One theory for the two different leaf types is that they’re an adaptation to moa browsing. In the forest, the leaves of a juvenile lancewood are hard to spot, and don’t look very nutritious if you do manage to spot them. There are other theories, but I like the moa theory because it fits with the lancewood’s cousins in Mauritius, which have the same habit.
I first met lancewood’s Mauritian cousins on an island called Île aux Aigrettes. It’s about the size of Matiu/ Somes Island in Wellington Harbour, just 26 hectares. But it’s crucially important for conservation in Mauritius, because it’s one of very few predator-free nature reserves. While I was in Mauritius, one of my jobs as a ‘volunteer consultant’ was to review the weed control which had been done on the island over the previous 20 years and draft a new weed management strategy. To do that, I needed to spend time on the island, and I was lucky enough to spend a couple of weeks there.
Île aux Aigrettes is not, at first glance, the most appealing place. It’s just under a kilometre off a couple of lovely white-sand beaches in the south-east of Mauritius, surrounded by turquoise water and coral reefs. But the island itself is a lump of jagged, razor-sharp coral rock. There’s not a grain of sand in sight. At the end of my working day, I used to snorkel around the island, but the only way to get in and out of the water was from the concrete jetty.
During World War Two, the British had a military base on Île aux Aigrettes. Despite their efforts, some of the native forest was still surviving when it became a nature reserve in 1965. Human occupation left a legacy of feral cats, rats and shrews, and as well as a lot of weeds; the cats and rats were eradicated, and the critically engangered pink pigeon was introduced to the island. The shrews remained – although there have been various attempts, nobody had yet worked out how to eradicate them. At the time I visited, there were also still plenty of weeds.

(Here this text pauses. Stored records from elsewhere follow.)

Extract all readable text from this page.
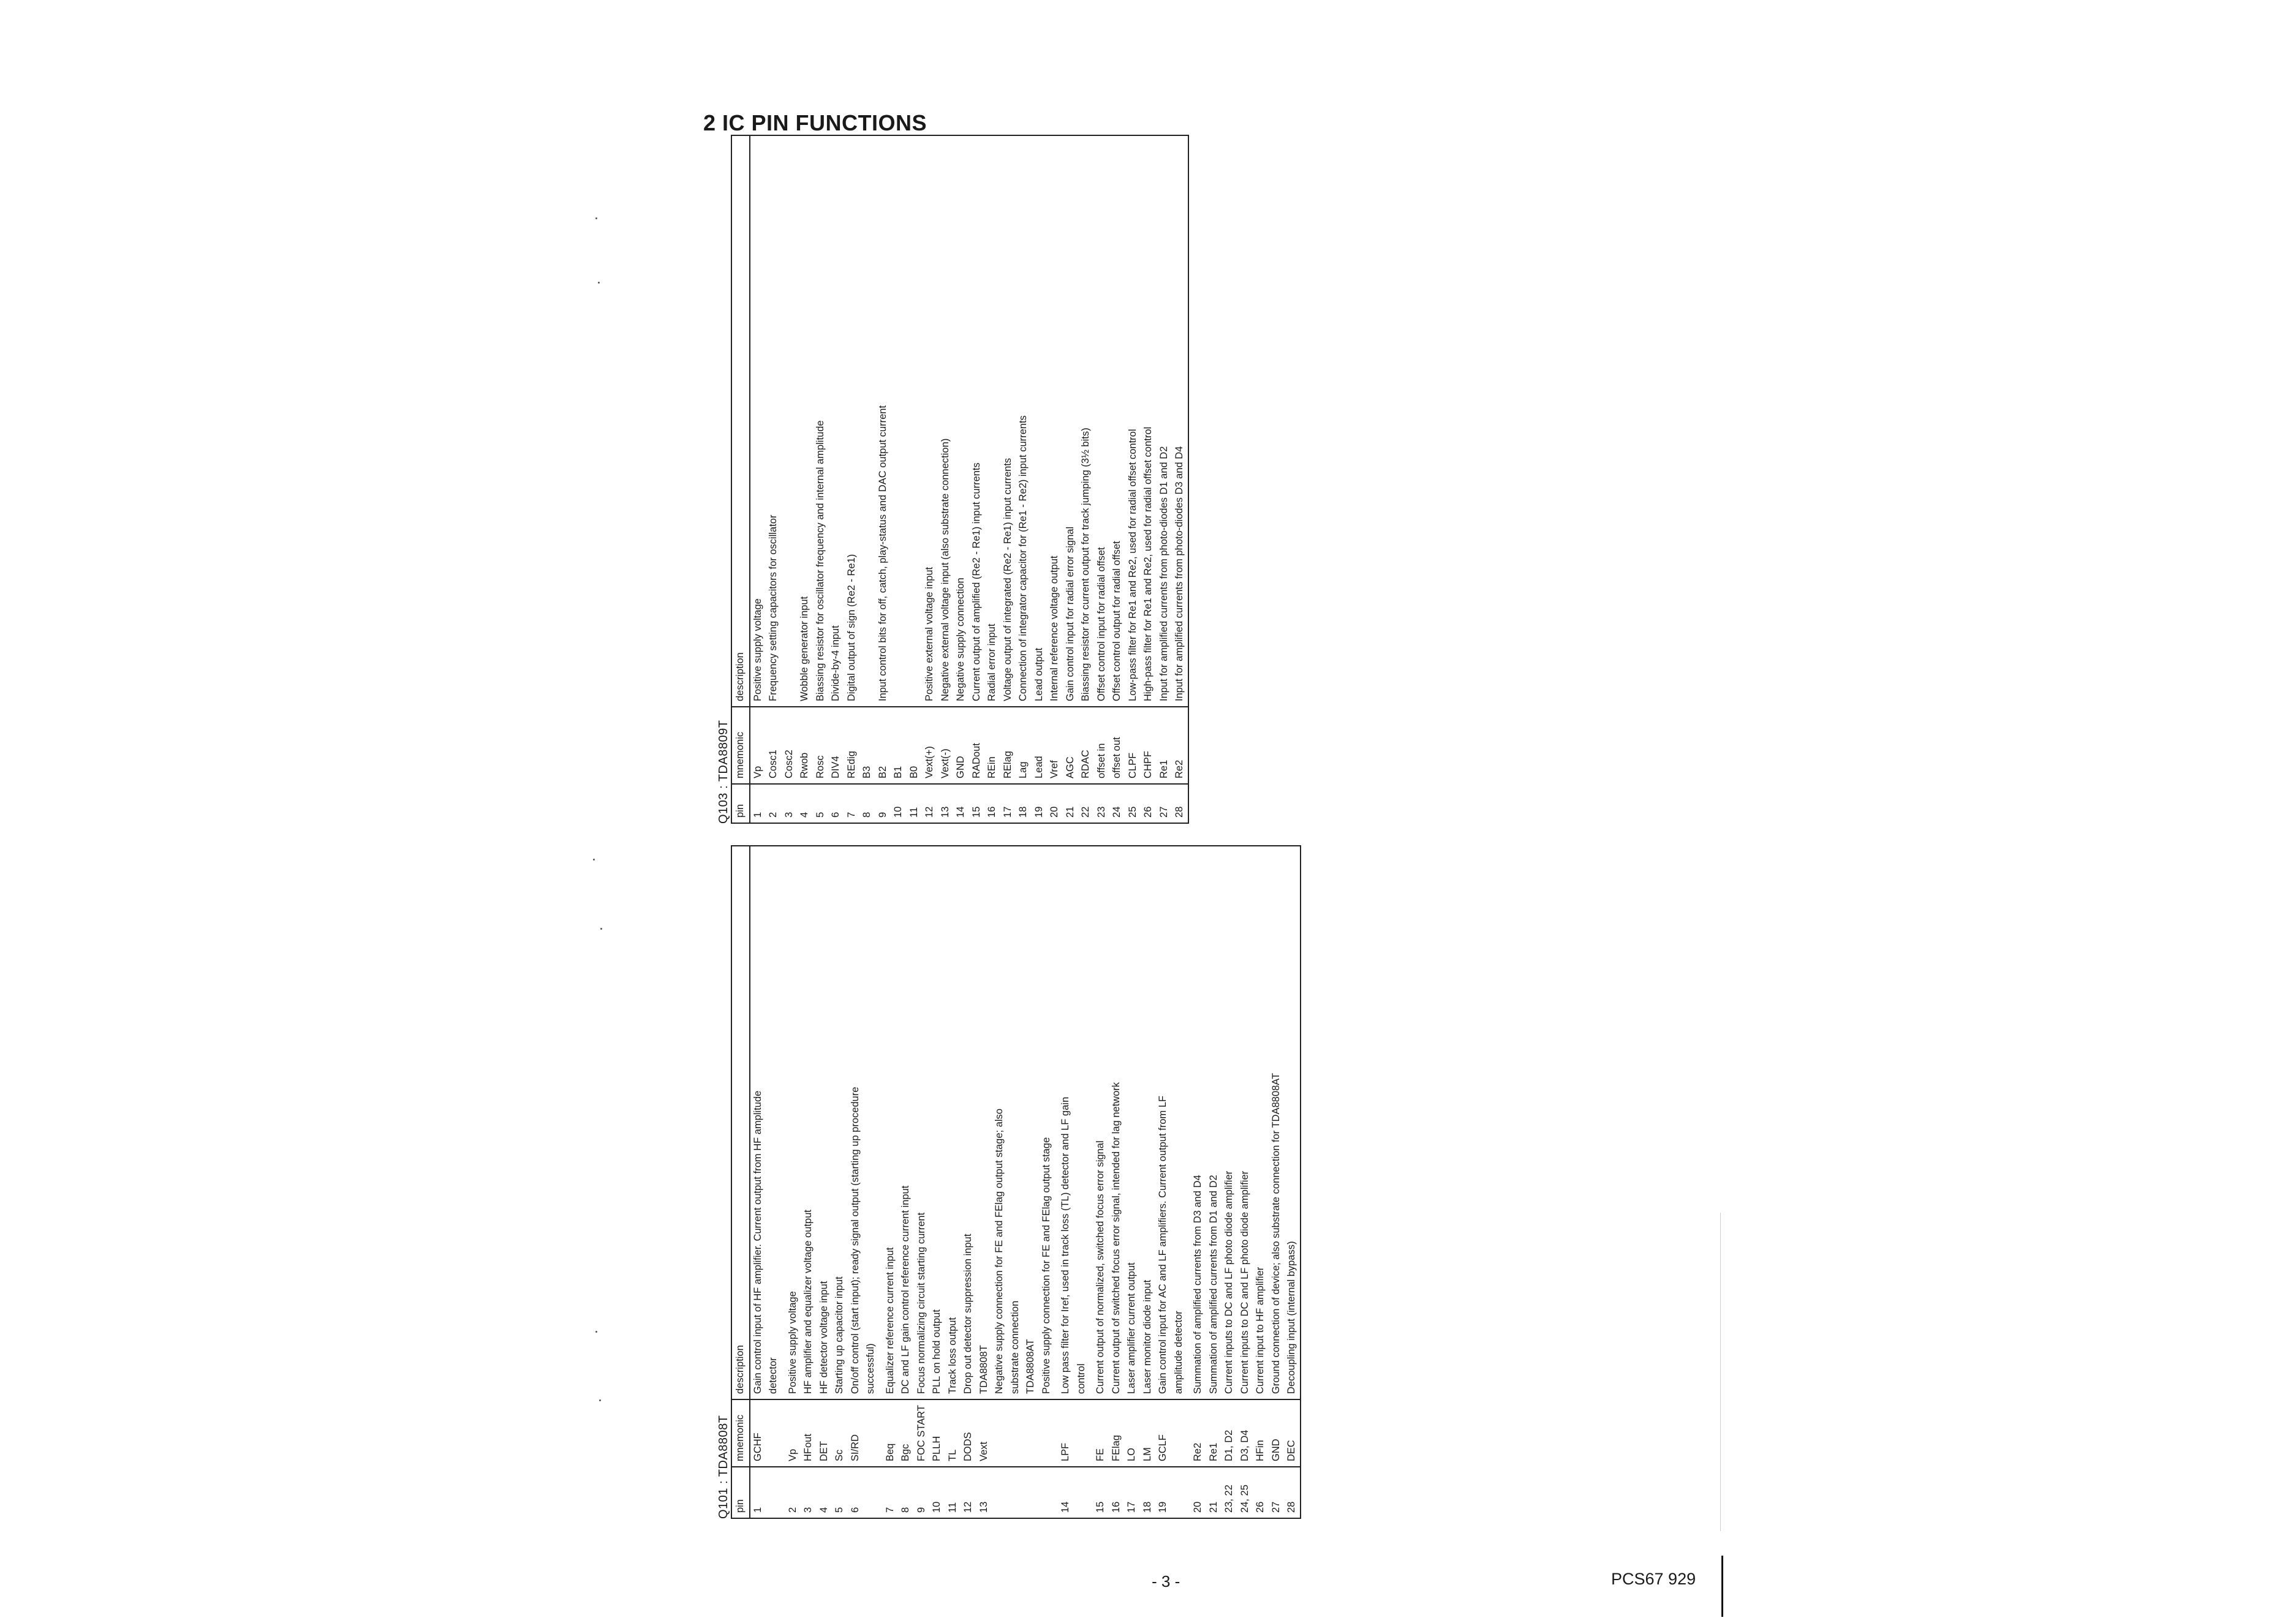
2 IC PIN FUNCTIONS
Q101 : TDA8808T pin	mnemonic	description
1	GCHF	Gain control input of HF amplifier. Current output from HF amplitude
		detector

2	Vp	Positive supply voltage
3	HFout	HF amplifier and equalizer voltage output
4	DET	HF detector voltage input
5	Sc	Starting up capacitor input
6	SI/RD	On/off control (start input); ready signal output (starting up procedure
		successful)

7	Beq	Equalizer reference current input
8	Bgc	DC and LF gain control reference current input
9	FOC START	Focus normalizing circuit starting current
10	PLLH	PLL on hold output
11	TL	Track loss output
12	DODS	Drop out detector suppression input
13	Vext	TDA8808T
		Negative supply connection for FE and FElag output stage; also
		substrate connection
		TDA8808AT
		Positive supply connection for FE and FElag output stage

14	LPF	Low pass filter for Iref, used in track loss (TL) detector and LF gain
		control

15	FE	Current output of normalized, switched focus error signal
16	FElag	Current output of switched focus error signal, intended for lag network
17	LO	Laser amplifier current output
18	LM	Laser monitor diode input
19	GCLF	Gain control input for AC and LF amplifiers. Current output from LF
		amplitude detector

20	Re2	Summation of amplified currents from D3 and D4
21	Re1	Summation of amplified currents from D1 and D2
23, 22	D1, D2	Current inputs to DC and LF photo diode amplifier
24, 25	D3, D4	Current inputs to DC and LF photo diode amplifier
26	HFin	Current input to HF amplifier
27	GND	Ground connection of device; also substrate connection for TDA8808AT
28	DEC	Decoupling input (internal bypass)
Q103 : TDA8809T pin	mnemonic	description
1	Vp	Positive supply voltage
2	Cosc1	Frequency setting capacitors for oscillator
3	Cosc2	
4	Rwob	Wobble generator input
5	Rosc	Biassing resistor for oscillator frequency and internal amplitude
6	DIV4	Divide-by-4 input
7	REdig	Digital output of sign (Re2 - Re1)
8	B3	
9	B2	Input control bits for off, catch, play-status and DAC output current
10	B1	
11	B0	
12	Vext(+)	Positive external voltage input
13	Vext(-)	Negative external voltage input (also substrate connection)
14	GND	Negative supply connection
15	RADout	Current output of amplified (Re2 - Re1) input currents
16	REin	Radial error input
17	RElag	Voltage output of integrated (Re2 - Re1) input currents
18	Lag	Connection of integrator capacitor for (Re1 - Re2) input currents
19	Lead	Lead output
20	Vref	Internal reference voltage output
21	AGC	Gain control input for radial error signal
22	RDAC	Biassing resistor for current output for track jumping (3½ bits)
23	offset in	Offset control input for radial offset
24	offset out	Offset control output for radial offset
25	CLPF	Low-pass filter for Re1 and Re2, used for radial offset control
26	CHPF	High-pass filter for Re1 and Re2, used for radial offset control
27	Re1	Input for amplified currents from photo-diodes D1 and D2
28	Re2	Input for amplified currents from photo-diodes D3 and D4
- 3 -	PCS67 929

The forest canopy on Île aux Aigrettes was dominated by one of the Mauritian species of ebony, and in the undergrowth was a species related to New Zealand’s lancewood, known by Mauritians bwa de boeuf, which means “beef tree”. There was another familiar tree too, known as bwa de rat, which I recognised as a close cousin of New Zealand’s Coprosma species. Nobody ever explained to me what these trees had to do with beef or rats. Both of them were small trees which had different leaves in their juvenile and adult forms. Bwa de rat was particularly lovely in its juvenile form – the leaves were mottled in green and yellow, with a red stripe down the middle. Once they reached a little over a metre tall, they converted to their adult leaves, which were simply green.
The theory about both bwa de rat and bwa de boeuf is that the leaf patterns on the juvenile foliage made them hard for the main browsing species – giant tortoises – to see. The adult foliage is produced at a height just above where a tortoise can reach. It makes an interesting contrast with the lancewood, which is twice as tall before it produces adult foliage, just high enough to avoid the beak of a moa.
Just like New Zealand, Mauritius never had any native mammals except bats. Its browsing animals were giant, flightless pigeons, known as dodos, and giant tortoises. The dodo, of course, became an icon of extinction, giving us the saying “as dead as a dodo”. The Mauritian species of giant tortoises went the same way.